PATI'S MEXICAN TABLE; the secrets of real Mexican home cooking
(Houghton Mifflin Harcourt, 2013, 288 pages, ISBN 978-0-547-63647-4,
$30 US hard covers) is by Pati Jinch who hosts a PBS show of the same
name as the book's title. She's also the official chef of the Mexican
Cultural Institute in Washington DC, appearing widely as a spokesperson
for Mexican culinary culture. It's an all-purpose Mexican book, meant
for families, with toned down heat and spiciness (add your own) and
titles such as "chicken a la trash" (pollo a la basura), a one-pot
meal. There's some fancy logrolling from Batali, Rossetto Kasper, and
Nathan. The book is arranged by course, beginning with condiments such
as salsa and guacamole. So there are salads, soups, vegetarian,
seafood, poultry, meat, sides and desserts, as well as drinks. The
essential ingredients for the home kitchen appear to be soft corn
tortillas, refried beans, different salsas, queso fresco, ripe
avocadoes and fresh fruit. There are other items too in the Mexican
pantry, but that requires a commitment. Personally, my wife and I also
have an Italian pantry, an Oriental pantry, and an Indian pantry. All
of this takes up room, but it is necessary. Preparations have their
ingredients listed in avoirdupois measurements, but there is no table
of metric equivalents. She's also got a good chatty style. You might
want to try pescado Rodrigo, corn torte, and guava cheesecake.
Quality/price rating: 85.

MICHAEL CHIARELLO'S LIVE FIRE; 128 recipes for cooking outdoors
(Chronicle Books, 2013, 224 pages, ISBN 978-1-4521-0181-1, $35 US hard
covers) comes with SEVEN log rollers, including Batali (who else?),
Lagasse, Bastianich, Michael White, and Mariani. Chiarello runs Bottega
restaurant in the Napa, and has authored other cookbooks. Here, he is
assisted by Ann Krueger Spivack (tester) and Claudia Sansone (writer).

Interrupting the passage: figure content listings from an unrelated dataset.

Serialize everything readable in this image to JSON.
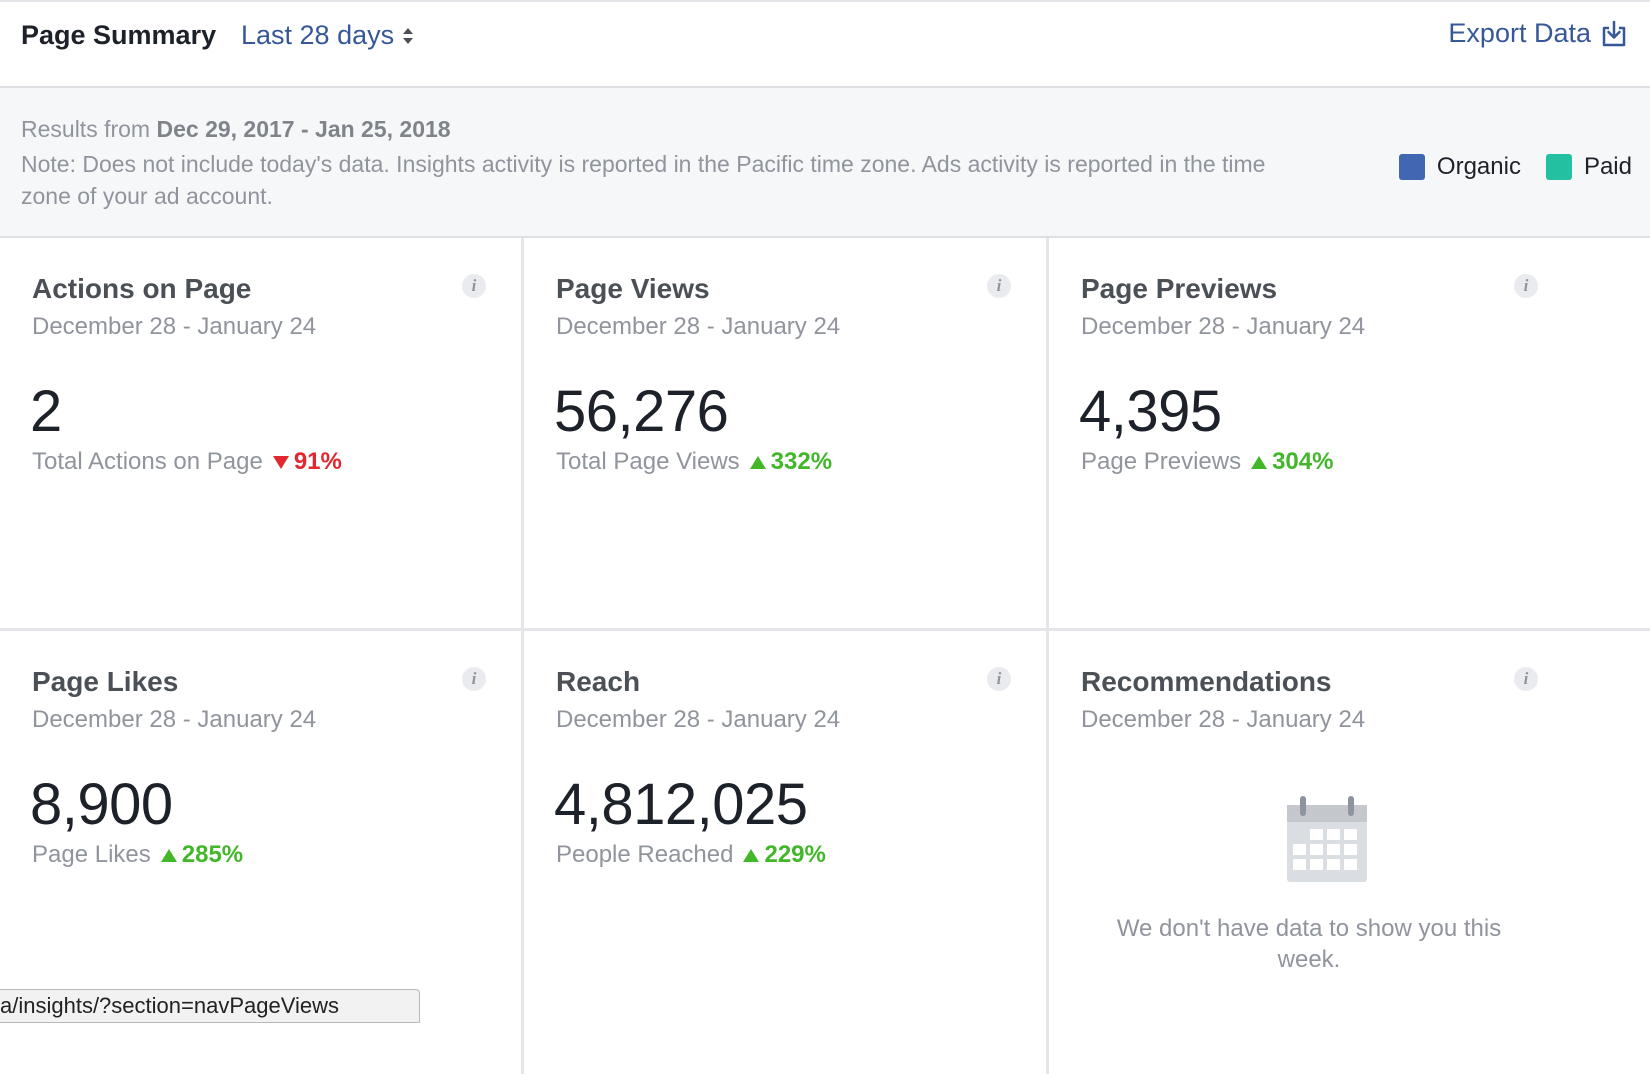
{
  "header": {
    "title": "Page Summary",
    "range": "Last 28 days",
    "export_label": "Export Data"
  },
  "info": {
    "results_prefix": "Results from ",
    "results_range": "Dec 29, 2017 - Jan 25, 2018",
    "note": "Note: Does not include today's data. Insights activity is reported in the Pacific time zone. Ads activity is reported in the time zone of your ad account."
  },
  "legend": {
    "items": [
      {
        "label": "Organic",
        "color": "#4267b2"
      },
      {
        "label": "Paid",
        "color": "#23c0a1"
      }
    ]
  },
  "cards": [
    {
      "title": "Actions on Page",
      "dates": "December 28 - January 24",
      "value": "2",
      "sub": "Total Actions on Page",
      "change": "91%",
      "direction": "down"
    },
    {
      "title": "Page Views",
      "dates": "December 28 - January 24",
      "value": "56,276",
      "sub": "Total Page Views",
      "change": "332%",
      "direction": "up"
    },
    {
      "title": "Page Previews",
      "dates": "December 28 - January 24",
      "value": "4,395",
      "sub": "Page Previews",
      "change": "304%",
      "direction": "up"
    },
    {
      "title": "Page Likes",
      "dates": "December 28 - January 24",
      "value": "8,900",
      "sub": "Page Likes",
      "change": "285%",
      "direction": "up"
    },
    {
      "title": "Reach",
      "dates": "December 28 - January 24",
      "value": "4,812,025",
      "sub": "People Reached",
      "change": "229%",
      "direction": "up"
    },
    {
      "title": "Recommendations",
      "dates": "December 28 - January 24",
      "empty_message": "We don't have data to show you this week."
    }
  ],
  "info_icon_glyph": "i",
  "status_url": "a/insights/?section=navPageViews"
}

In addition to the grill, the book features six ways to cook with flame
and embers, with chapters for each (hearth, plancha, fire pit, hot box,
rotisserie, embers). Preparations have their ingredients listed in
avoirdupois measurements, but there is a table of metric equivalents at
the back of the book. Typical preps include glorified burgers, gourmet
pizzas, a dinner by the lake, and a backyard camp-out breakfast. Lots
of safety tips too, for this is not just a backyard BBQ book. There are
sections on condiments and on resources. Try clams in a cataplana with
chicken-apple sausages or leg of lamb on string. Quality/price rating:

THE NEW JEWISH TABLE; modern seasonal recipes for traditional dishes
(St. Martin's Press, 2013, 328 pages, ISBN 978-1-250-00445-1, $35 US
hard covers) is by five-time Beard Award nominee Todd Gray, who is co-
owner and operator of Equinox Restaurant (and others) in Washington,
DC. His co-author is Ellen Kassoff Gray, the other co-owner of Equinox
and other restaurants. The focusing food writer here is David Hagedorn,
and there are some log rollers. This is an update on Jewish cooking,
along with some memoir material about the authors' families. It is all
arranged by season, beginning with Fall, and preps are clearly listed
as dairy, meat, parve, or mixed. Within each season, there are a
selection of brunch items, starters, lunch, dinner, sides and desserts.
There are also menus for Rosh Hashanah (curried butternut squash soup,
salt-baked red snapper, caramelized cauliflower, roasted potatoes,
almond biscotti, and apple strudel), Yom Kippur, Hanukkah, and
Passover. Some chef's notes conclude the book. Preparations have their
ingredients listed in avoirdupois measurements, but there is no table
of metric equivalents. Quality/price rating: 86.